The traditional theory that we have all been taught is that when we apply
two slightly different medium frequency currents to the body, these somehow
miraculously mix in the tissues and produce a new amplitude-modulated
current that rhythmically increases and decreases in amplitude at a fixed
and predictable frequency (the 'amplitude modulated frequency'). The actual
evidence for this, however, has never been produced. Even in a homogenous
water medium, the AMF is set up not just where the two currents mix, but
also directly under the electrodes (Treffne 1983). Another study presented
at the 1995 WCPT conference (Demmink 1995) found that, in tissue, the
pattern of modulation was completely haphazard and unpredictable. The AMF,
therefore, is unlikely to produce a predictable pattern within the tissues.
Another misconception is that medium frequency current is incapable of
stimulating excitable tissues but requires to be amplitude modulated at low
frequency. At a frequency of 4,000Hz, each pulse of an evenly alternating
current will have a phase duration of 125microsec and at 2,000Hz it will be
250microsec. These are well within the range capable of stimulating nerve
and muscle. We have carried out work comparing pure 4,000Hz current (0Hz
AMF) with a range of other AMFs and found that there was no clear difference
in the effects that these settings had on excitable tissues (Palmer et al
1999). The medium frequency (4,000Hz in this instance) was therefore the
dominant stimulating parameter and not the AMF (contrary to traditional
theory). In fact no IC setting was shown to be superior to the stimulation
possible with TENS (a much cheaper alternative of course).

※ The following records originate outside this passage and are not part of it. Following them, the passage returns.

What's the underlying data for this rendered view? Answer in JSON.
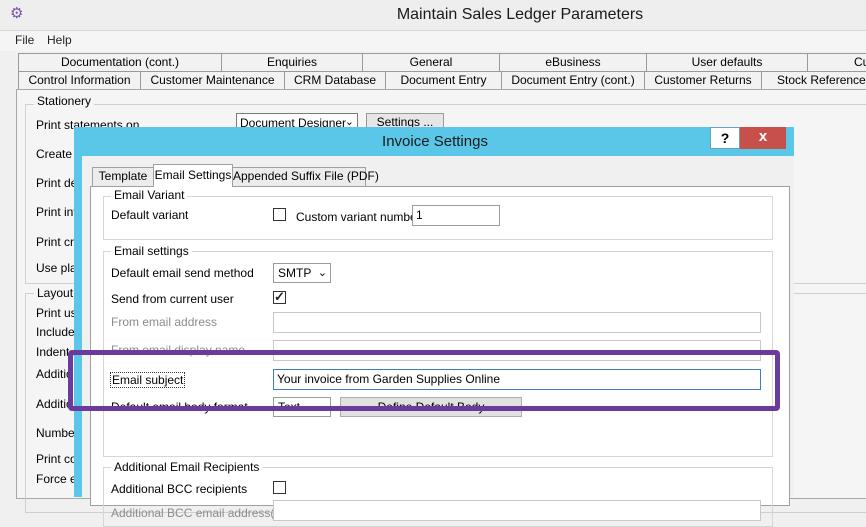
{
  "window": {
    "title": "Maintain Sales Ledger Parameters",
    "app_icon": "gear-icon",
    "menu": [
      "File",
      "Help"
    ]
  },
  "tabs_row1": [
    "Documentation (cont.)",
    "Enquiries",
    "General",
    "eBusiness",
    "User defaults",
    "Cu"
  ],
  "tabs_row2": [
    "Control Information",
    "Customer Maintenance",
    "CRM Database",
    "Document Entry",
    "Document Entry (cont.)",
    "Customer Returns",
    "Stock Reference F"
  ],
  "main": {
    "stationery_title": "Stationery",
    "print_statements_label": "Print statements on",
    "stationery_value": "Document Designer",
    "settings_label": "Settings ...",
    "create_label": "Create c",
    "print_del_label": "Print deli",
    "print_inv_label": "Print invo",
    "print_cre_label": "Print cre",
    "use_plain_label": "Use plai",
    "layout_title": "Layout &",
    "print_using_label": "Print usi",
    "include_label": "Include",
    "indent_label": "Indent a",
    "addition1_label": "Additio",
    "addition2_label": "Additio",
    "number_label": "Number",
    "print_com_label": "Print con",
    "force_label": "Force er"
  },
  "dialog": {
    "title": "Invoice Settings",
    "help_label": "?",
    "close_label": "x",
    "tabs": [
      "Template",
      "Email Settings",
      "Appended Suffix File (PDF)"
    ],
    "email_variant": {
      "title": "Email Variant",
      "default_variant_label": "Default variant",
      "default_variant_checked": false,
      "custom_variant_label": "Custom variant number",
      "custom_variant_value": "1"
    },
    "email_settings": {
      "title": "Email settings",
      "send_method_label": "Default email send method",
      "send_method_value": "SMTP",
      "send_from_user_label": "Send from current user",
      "send_from_user_checked": true,
      "from_address_label": "From email address",
      "from_address_value": "",
      "from_display_label": "From email display name",
      "from_display_value": "",
      "subject_label": "Email subject",
      "subject_value": "Your invoice from Garden Supplies Online",
      "body_format_label": "Default email body format",
      "body_format_value": "Text",
      "define_body_label": "Define Default Body"
    },
    "additional": {
      "title": "Additional Email Recipients",
      "bcc_label": "Additional BCC recipients",
      "bcc_checked": false,
      "bcc_address_label": "Additional BCC email address(es)"
    }
  },
  "colors": {
    "dialog_frame": "#5bc7e8",
    "close_button": "#c7504a",
    "highlight": "#6a3a9c"
  }
}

I agree that different AMFs do feel differently, and may also produce
different patterns of muscle activation (tetanic responses at high frequency
and twitch responses at low frequency). Amplitude modulation, however, is
simply akin to turning the medium frequency current on and off very quickly
(even though the pattern may be somewhat unpredictable). At frequencies
above 40-50Hz, the current intensity becomes more constant and the body is
no longer able to distinguish between separate 'pockets' of current. In
terms of comfort, most individuals prefer higher AMFs (50-100Hz), but
justification for different AMFs stimulating different tissues (as
traditional theory would suggest) is difficult to sustain.
Our work, and that of others, would suggest that IC is an inefficient method
of stimulating tissues. TENS can probably achieve the same results more
efficiently and at a fraction of the cost. There is more research being
published in this area now, so views on the distinctive nature of IC as a
treatment modality will hopefully change over time. Some references that you
may want to chase up regarding the mechanisms of action of these currents
(some in abstract form) include:
ALON G. (1987) Interferential current news. Physical Therapy 67(2),
pp.280-281.
DEMMINK J.H. (1995) The effect of a biological conducting medium on the
pattern of modulation and distribution in a two-circuit static
interferential field. In: Proceedings of the 12th international conference
of the world confederation for physical therapy, Washington D.C., pp.583.
JOHNSON M.I. (1999) The mystique of interferential currents when used to
manage pain. Physiotherapy 85(6), pp.294-297.
KANTOR G., ALON G., HO H.S. (1994) The effects of selected stimulus
waveforms on pulse and phase characteristics at sensory and motor
thresholds. Physical Therapy 74(10), pp.951-962.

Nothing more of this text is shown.